BNB completa 64 anos enfrentando desafios
O Banco do Nordeste do Brasil (BNB) completa nesta terça-feira (19) 64 anos de existência, ainda enfrentando o desafio de cumprir a sua missão de reduzir as desigualdades e contribuir com o desenvolvimento da região. Um banco público criado em 1952, com sede em Fortaleza (CE), atua em cerca de 2 mil municípios, abrangendo os nove estados da Região Nordeste (Maranhão, Piauí, Ceará, Rio Grande do Norte, Paraíba, Pernambuco, Alagoas, Sergipe e Bahia), o norte de Minas Gerais (incluindo os Vales do Mucuri e do Jequitinhonha) e o norte do Espírito Santo.

“O BNB surgiu em um contexto diferente das demais instituições financeiras: enquanto grandes bancos vão para locais onde o dinheiro circula, ele nasceu para mitigar os efeitos da seca de 1951, ofertando crédito e apoio a pequenos agricultores”, lembra Rita Josina, presidente da Associação dos Funcionários do Banco do Nordeste do Brasil (AFBNB).
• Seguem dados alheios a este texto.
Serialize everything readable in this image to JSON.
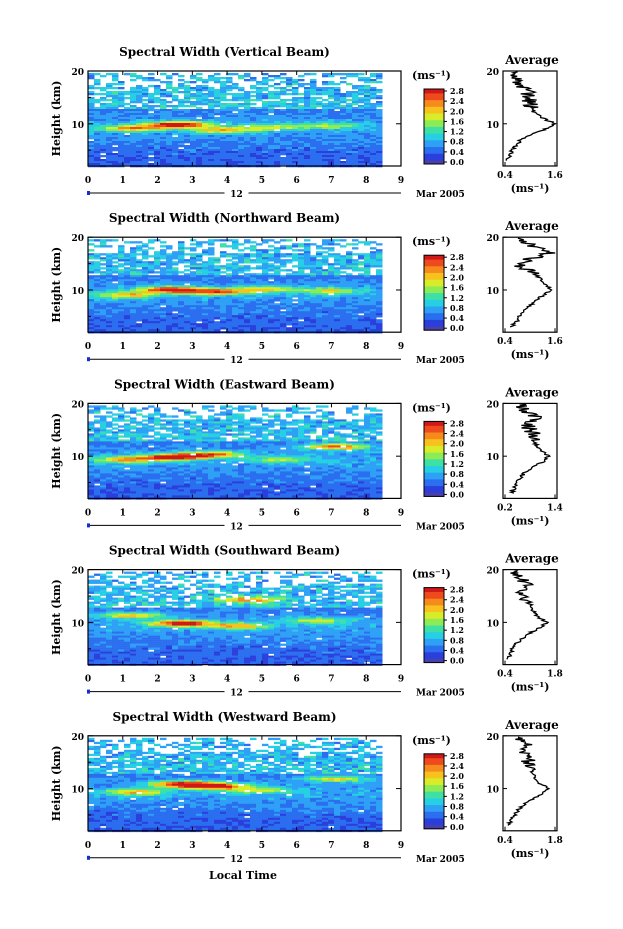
{
  "colors": {
    "scale": [
      "#4b3fa8",
      "#2a3fdc",
      "#2b6ff0",
      "#2ea0f5",
      "#27cfe3",
      "#3fe0a6",
      "#8cec56",
      "#d8ec2a",
      "#f7c21e",
      "#f78a1d",
      "#ee4a1d",
      "#d01818"
    ],
    "background": "#ffffff",
    "line": "#000000"
  },
  "figure": {
    "xlabel": "Local Time",
    "day_label": "12",
    "month_label": "Mar 2005",
    "colorbar_unit": "(ms⁻¹)",
    "colorbar_ticks": [
      "0.0",
      "0.4",
      "0.8",
      "1.2",
      "1.6",
      "2.0",
      "2.4",
      "2.8"
    ],
    "avg_title": "Average",
    "avg_xlabel": "(ms⁻¹)"
  },
  "chart_data": [
    {
      "type": "heatmap",
      "title": "Spectral Width (Vertical Beam)",
      "xlabel": "Local Time",
      "ylabel": "Height (km)",
      "xlim": [
        0,
        9
      ],
      "ylim": [
        2,
        20
      ],
      "x_ticks": [
        "0",
        "1",
        "2",
        "3",
        "4",
        "5",
        "6",
        "7",
        "8",
        "9"
      ],
      "y_ticks": [
        "20",
        "10"
      ],
      "data_x_range": [
        0,
        8.4
      ],
      "colorbar": {
        "unit": "ms^-1",
        "range": [
          0,
          2.8
        ],
        "ticks": [
          "0.0",
          "0.4",
          "0.8",
          "1.2",
          "1.6",
          "2.0",
          "2.4",
          "2.8"
        ]
      },
      "features": [
        {
          "t": 2.5,
          "h": 10.0,
          "value": 2.8
        },
        {
          "t": 1.2,
          "h": 9.3,
          "value": 2.0
        },
        {
          "t": 3.8,
          "h": 9.0,
          "value": 1.8
        },
        {
          "t": 5.2,
          "h": 9.5,
          "value": 1.5
        },
        {
          "t": 6.8,
          "h": 9.8,
          "value": 1.4
        }
      ],
      "average_profile": {
        "title": "Average",
        "xlabel": "(ms⁻¹)",
        "xlim": [
          0.4,
          1.6
        ],
        "x_ticks": [
          "0.4",
          "1.6"
        ],
        "y_ticks": [
          "20",
          "10"
        ],
        "height": [
          3,
          4,
          5,
          6,
          7,
          8,
          9,
          10,
          11,
          12,
          13,
          14,
          15,
          16,
          17,
          18,
          19
        ],
        "value": [
          0.45,
          0.55,
          0.6,
          0.7,
          0.8,
          1.0,
          1.35,
          1.55,
          1.3,
          1.1,
          1.05,
          1.0,
          0.95,
          0.95,
          0.85,
          0.75,
          0.7
        ]
      }
    },
    {
      "type": "heatmap",
      "title": "Spectral Width (Northward Beam)",
      "xlabel": "Local Time",
      "ylabel": "Height (km)",
      "xlim": [
        0,
        9
      ],
      "ylim": [
        2,
        20
      ],
      "x_ticks": [
        "0",
        "1",
        "2",
        "3",
        "4",
        "5",
        "6",
        "7",
        "8",
        "9"
      ],
      "y_ticks": [
        "20",
        "10"
      ],
      "data_x_range": [
        0,
        8.4
      ],
      "colorbar": {
        "unit": "ms^-1",
        "range": [
          0,
          2.8
        ],
        "ticks": [
          "0.0",
          "0.4",
          "0.8",
          "1.2",
          "1.6",
          "2.0",
          "2.4",
          "2.8"
        ]
      },
      "features": [
        {
          "t": 2.3,
          "h": 10.2,
          "value": 2.8
        },
        {
          "t": 3.6,
          "h": 9.8,
          "value": 2.2
        },
        {
          "t": 1.0,
          "h": 9.2,
          "value": 1.9
        },
        {
          "t": 5.0,
          "h": 10.3,
          "value": 1.7
        },
        {
          "t": 6.9,
          "h": 10.0,
          "value": 1.6
        }
      ],
      "average_profile": {
        "title": "Average",
        "xlabel": "(ms⁻¹)",
        "xlim": [
          0.4,
          1.6
        ],
        "x_ticks": [
          "0.4",
          "1.6"
        ],
        "y_ticks": [
          "20",
          "10"
        ],
        "height": [
          3,
          4,
          5,
          6,
          7,
          8,
          9,
          10,
          11,
          12,
          13,
          14,
          15,
          16,
          17,
          18,
          19
        ],
        "value": [
          0.6,
          0.7,
          0.75,
          0.85,
          1.0,
          1.1,
          1.3,
          1.45,
          1.35,
          1.25,
          1.1,
          0.9,
          0.75,
          1.05,
          1.4,
          1.2,
          0.9
        ]
      }
    },
    {
      "type": "heatmap",
      "title": "Spectral Width (Eastward Beam)",
      "xlabel": "Local Time",
      "ylabel": "Height (km)",
      "xlim": [
        0,
        9
      ],
      "ylim": [
        2,
        20
      ],
      "x_ticks": [
        "0",
        "1",
        "2",
        "3",
        "4",
        "5",
        "6",
        "7",
        "8",
        "9"
      ],
      "y_ticks": [
        "20",
        "10"
      ],
      "data_x_range": [
        0,
        8.4
      ],
      "colorbar": {
        "unit": "ms^-1",
        "range": [
          0,
          2.8
        ],
        "ticks": [
          "0.0",
          "0.4",
          "0.8",
          "1.2",
          "1.6",
          "2.0",
          "2.4",
          "2.8"
        ]
      },
      "features": [
        {
          "t": 2.4,
          "h": 10.0,
          "value": 2.8
        },
        {
          "t": 1.0,
          "h": 9.5,
          "value": 2.0
        },
        {
          "t": 3.5,
          "h": 10.5,
          "value": 2.1
        },
        {
          "t": 7.0,
          "h": 12.0,
          "value": 2.4
        },
        {
          "t": 5.5,
          "h": 9.5,
          "value": 1.4
        }
      ],
      "average_profile": {
        "title": "Average",
        "xlabel": "(ms⁻¹)",
        "xlim": [
          0.2,
          1.4
        ],
        "x_ticks": [
          "0.2",
          "1.4"
        ],
        "y_ticks": [
          "20",
          "10"
        ],
        "height": [
          3,
          4,
          5,
          6,
          7,
          8,
          9,
          10,
          11,
          12,
          13,
          14,
          15,
          16,
          17,
          18,
          19
        ],
        "value": [
          0.4,
          0.45,
          0.5,
          0.6,
          0.7,
          0.85,
          1.1,
          1.2,
          1.05,
          0.95,
          0.85,
          0.9,
          0.8,
          0.75,
          0.95,
          0.8,
          0.65
        ]
      }
    },
    {
      "type": "heatmap",
      "title": "Spectral Width (Southward Beam)",
      "xlabel": "Local Time",
      "ylabel": "Height (km)",
      "xlim": [
        0,
        9
      ],
      "ylim": [
        2,
        20
      ],
      "x_ticks": [
        "0",
        "1",
        "2",
        "3",
        "4",
        "5",
        "6",
        "7",
        "8",
        "9"
      ],
      "y_ticks": [
        "20",
        "10"
      ],
      "data_x_range": [
        0,
        8.4
      ],
      "colorbar": {
        "unit": "ms^-1",
        "range": [
          0,
          2.8
        ],
        "ticks": [
          "0.0",
          "0.4",
          "0.8",
          "1.2",
          "1.6",
          "2.0",
          "2.4",
          "2.8"
        ]
      },
      "features": [
        {
          "t": 2.6,
          "h": 10.0,
          "value": 2.8
        },
        {
          "t": 1.2,
          "h": 11.5,
          "value": 1.9
        },
        {
          "t": 4.2,
          "h": 9.5,
          "value": 1.9
        },
        {
          "t": 4.5,
          "h": 14.5,
          "value": 2.0
        },
        {
          "t": 6.5,
          "h": 10.5,
          "value": 1.6
        }
      ],
      "average_profile": {
        "title": "Average",
        "xlabel": "(ms⁻¹)",
        "xlim": [
          0.4,
          1.8
        ],
        "x_ticks": [
          "0.4",
          "1.8"
        ],
        "y_ticks": [
          "20",
          "10"
        ],
        "height": [
          3,
          4,
          5,
          6,
          7,
          8,
          9,
          10,
          11,
          12,
          13,
          14,
          15,
          16,
          17,
          18,
          19
        ],
        "value": [
          0.5,
          0.6,
          0.65,
          0.75,
          0.9,
          1.1,
          1.35,
          1.55,
          1.3,
          1.2,
          1.1,
          1.0,
          0.9,
          0.85,
          1.05,
          0.9,
          0.75
        ]
      }
    },
    {
      "type": "heatmap",
      "title": "Spectral Width (Westward Beam)",
      "xlabel": "Local Time",
      "ylabel": "Height (km)",
      "xlim": [
        0,
        9
      ],
      "ylim": [
        2,
        20
      ],
      "x_ticks": [
        "0",
        "1",
        "2",
        "3",
        "4",
        "5",
        "6",
        "7",
        "8",
        "9"
      ],
      "y_ticks": [
        "20",
        "10"
      ],
      "data_x_range": [
        0,
        8.4
      ],
      "colorbar": {
        "unit": "ms^-1",
        "range": [
          0,
          2.8
        ],
        "ticks": [
          "0.0",
          "0.4",
          "0.8",
          "1.2",
          "1.6",
          "2.0",
          "2.4",
          "2.8"
        ]
      },
      "features": [
        {
          "t": 2.7,
          "h": 11.0,
          "value": 2.8
        },
        {
          "t": 3.6,
          "h": 10.6,
          "value": 2.4
        },
        {
          "t": 1.3,
          "h": 9.5,
          "value": 1.9
        },
        {
          "t": 4.8,
          "h": 9.8,
          "value": 1.6
        },
        {
          "t": 7.0,
          "h": 12.0,
          "value": 1.8
        }
      ],
      "average_profile": {
        "title": "Average",
        "xlabel": "(ms⁻¹)",
        "xlim": [
          0.4,
          1.8
        ],
        "x_ticks": [
          "0.4",
          "1.8"
        ],
        "y_ticks": [
          "20",
          "10"
        ],
        "height": [
          3,
          4,
          5,
          6,
          7,
          8,
          9,
          10,
          11,
          12,
          13,
          14,
          15,
          16,
          17,
          18,
          19
        ],
        "value": [
          0.55,
          0.6,
          0.7,
          0.8,
          0.95,
          1.15,
          1.4,
          1.6,
          1.35,
          1.25,
          1.15,
          1.1,
          1.0,
          1.2,
          0.95,
          1.1,
          0.8
        ]
      }
    }
  ]
}
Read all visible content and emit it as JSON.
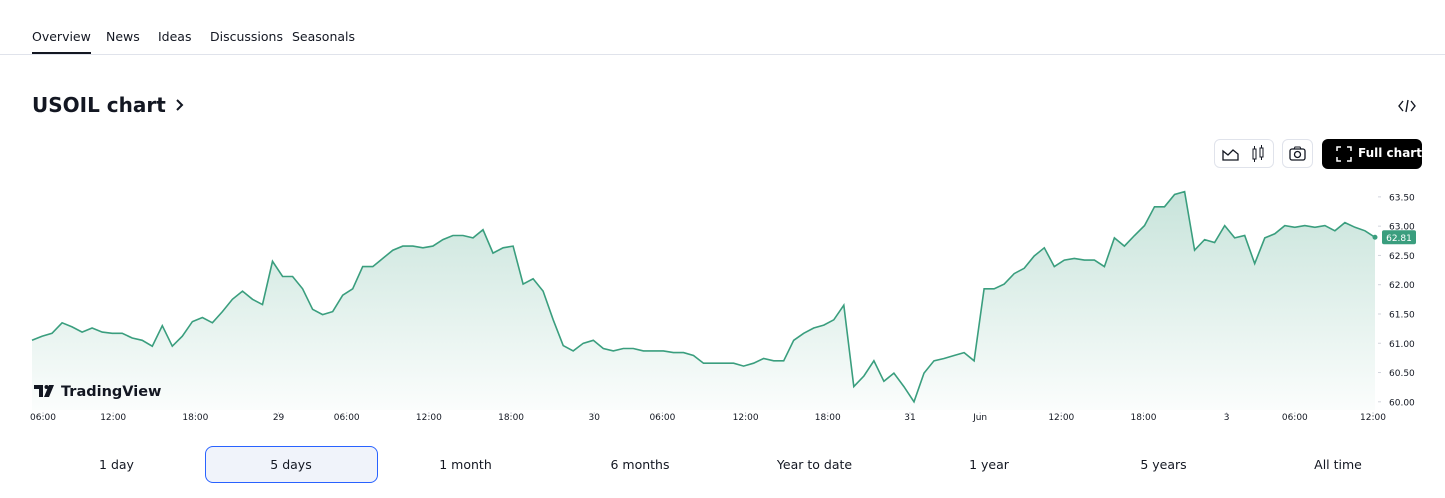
{
  "nav": {
    "tabs": [
      "Overview",
      "News",
      "Ideas",
      "Discussions",
      "Seasonals"
    ],
    "active": 0
  },
  "header": {
    "title": "USOIL chart"
  },
  "toolbar": {
    "full_chart": "Full chart"
  },
  "chart_data": {
    "type": "line",
    "watermark": "TradingView",
    "series": [
      {
        "name": "USOIL",
        "color": "#3a9e7e",
        "values": [
          61.05,
          61.12,
          61.17,
          61.35,
          61.28,
          61.19,
          61.26,
          61.19,
          61.17,
          61.17,
          61.09,
          61.05,
          60.95,
          61.3,
          60.95,
          61.12,
          61.37,
          61.44,
          61.35,
          61.54,
          61.75,
          61.89,
          61.75,
          61.66,
          62.4,
          62.14,
          62.14,
          61.93,
          61.58,
          61.49,
          61.54,
          61.82,
          61.93,
          62.31,
          62.31,
          62.45,
          62.59,
          62.66,
          62.66,
          62.63,
          62.66,
          62.77,
          62.84,
          62.84,
          62.8,
          62.94,
          62.54,
          62.63,
          62.66,
          62.01,
          62.1,
          61.89,
          61.4,
          60.96,
          60.87,
          61.0,
          61.05,
          60.91,
          60.87,
          60.91,
          60.91,
          60.87,
          60.87,
          60.87,
          60.84,
          60.84,
          60.79,
          60.66,
          60.66,
          60.66,
          60.66,
          60.61,
          60.66,
          60.74,
          60.7,
          60.7,
          61.05,
          61.17,
          61.26,
          61.31,
          61.4,
          61.65,
          60.26,
          60.44,
          60.7,
          60.35,
          60.49,
          60.26,
          60.0,
          60.49,
          60.7,
          60.74,
          60.79,
          60.84,
          60.7,
          61.93,
          61.93,
          62.01,
          62.19,
          62.28,
          62.49,
          62.63,
          62.31,
          62.42,
          62.45,
          62.42,
          62.42,
          62.31,
          62.8,
          62.66,
          62.84,
          63.01,
          63.33,
          63.33,
          63.54,
          63.59,
          62.59,
          62.77,
          62.72,
          63.01,
          62.8,
          62.84,
          62.36,
          62.8,
          62.87,
          63.01,
          62.98,
          63.01,
          62.98,
          63.01,
          62.92,
          63.06,
          62.98,
          62.92,
          62.81
        ]
      }
    ],
    "xlim": [
      0,
      134
    ],
    "xticks": [
      {
        "value": 1.1,
        "label": "06:00"
      },
      {
        "value": 8.1,
        "label": "12:00"
      },
      {
        "value": 16.3,
        "label": "18:00"
      },
      {
        "value": 24.6,
        "label": "29"
      },
      {
        "value": 31.4,
        "label": "06:00"
      },
      {
        "value": 39.6,
        "label": "12:00"
      },
      {
        "value": 47.8,
        "label": "18:00"
      },
      {
        "value": 56.1,
        "label": "30"
      },
      {
        "value": 62.9,
        "label": "06:00"
      },
      {
        "value": 71.2,
        "label": "12:00"
      },
      {
        "value": 79.4,
        "label": "18:00"
      },
      {
        "value": 87.6,
        "label": "31"
      },
      {
        "value": 94.6,
        "label": "Jun"
      },
      {
        "value": 102.7,
        "label": "12:00"
      },
      {
        "value": 110.9,
        "label": "18:00"
      },
      {
        "value": 119.2,
        "label": "3"
      },
      {
        "value": 126,
        "label": "06:00"
      },
      {
        "value": 133.8,
        "label": "12:00"
      }
    ],
    "ylim": [
      59.86,
      63.72
    ],
    "yticks": [
      {
        "value": 60,
        "label": "60.00"
      },
      {
        "value": 60.5,
        "label": "60.50"
      },
      {
        "value": 61,
        "label": "61.00"
      },
      {
        "value": 61.5,
        "label": "61.50"
      },
      {
        "value": 62,
        "label": "62.00"
      },
      {
        "value": 62.5,
        "label": "62.50"
      },
      {
        "value": 63,
        "label": "63.00"
      },
      {
        "value": 63.5,
        "label": "63.50"
      }
    ]
  },
  "ranges": {
    "options": [
      "1 day",
      "5 days",
      "1 month",
      "6 months",
      "Year to date",
      "1 year",
      "5 years",
      "All time"
    ],
    "selected": 1
  }
}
Por ser uma instituição financeira voltada para o desenvolvimento regional, o BNB trabalha com programas como o Programa Nacional de Fortalecimento da Agricultura Familiar (Pronaf) e o Fundo Constitucional de Financiamento do Nordeste (FNE), principal fonte de recursos administrada pela empresa. Além disso, tem acesso a outras fontes de financiamento por meio de parcerias e alianças com instituições nacionais e internacionais, como o Banco Mundial e o Banco Interamericano de Desenvolvimento (BID).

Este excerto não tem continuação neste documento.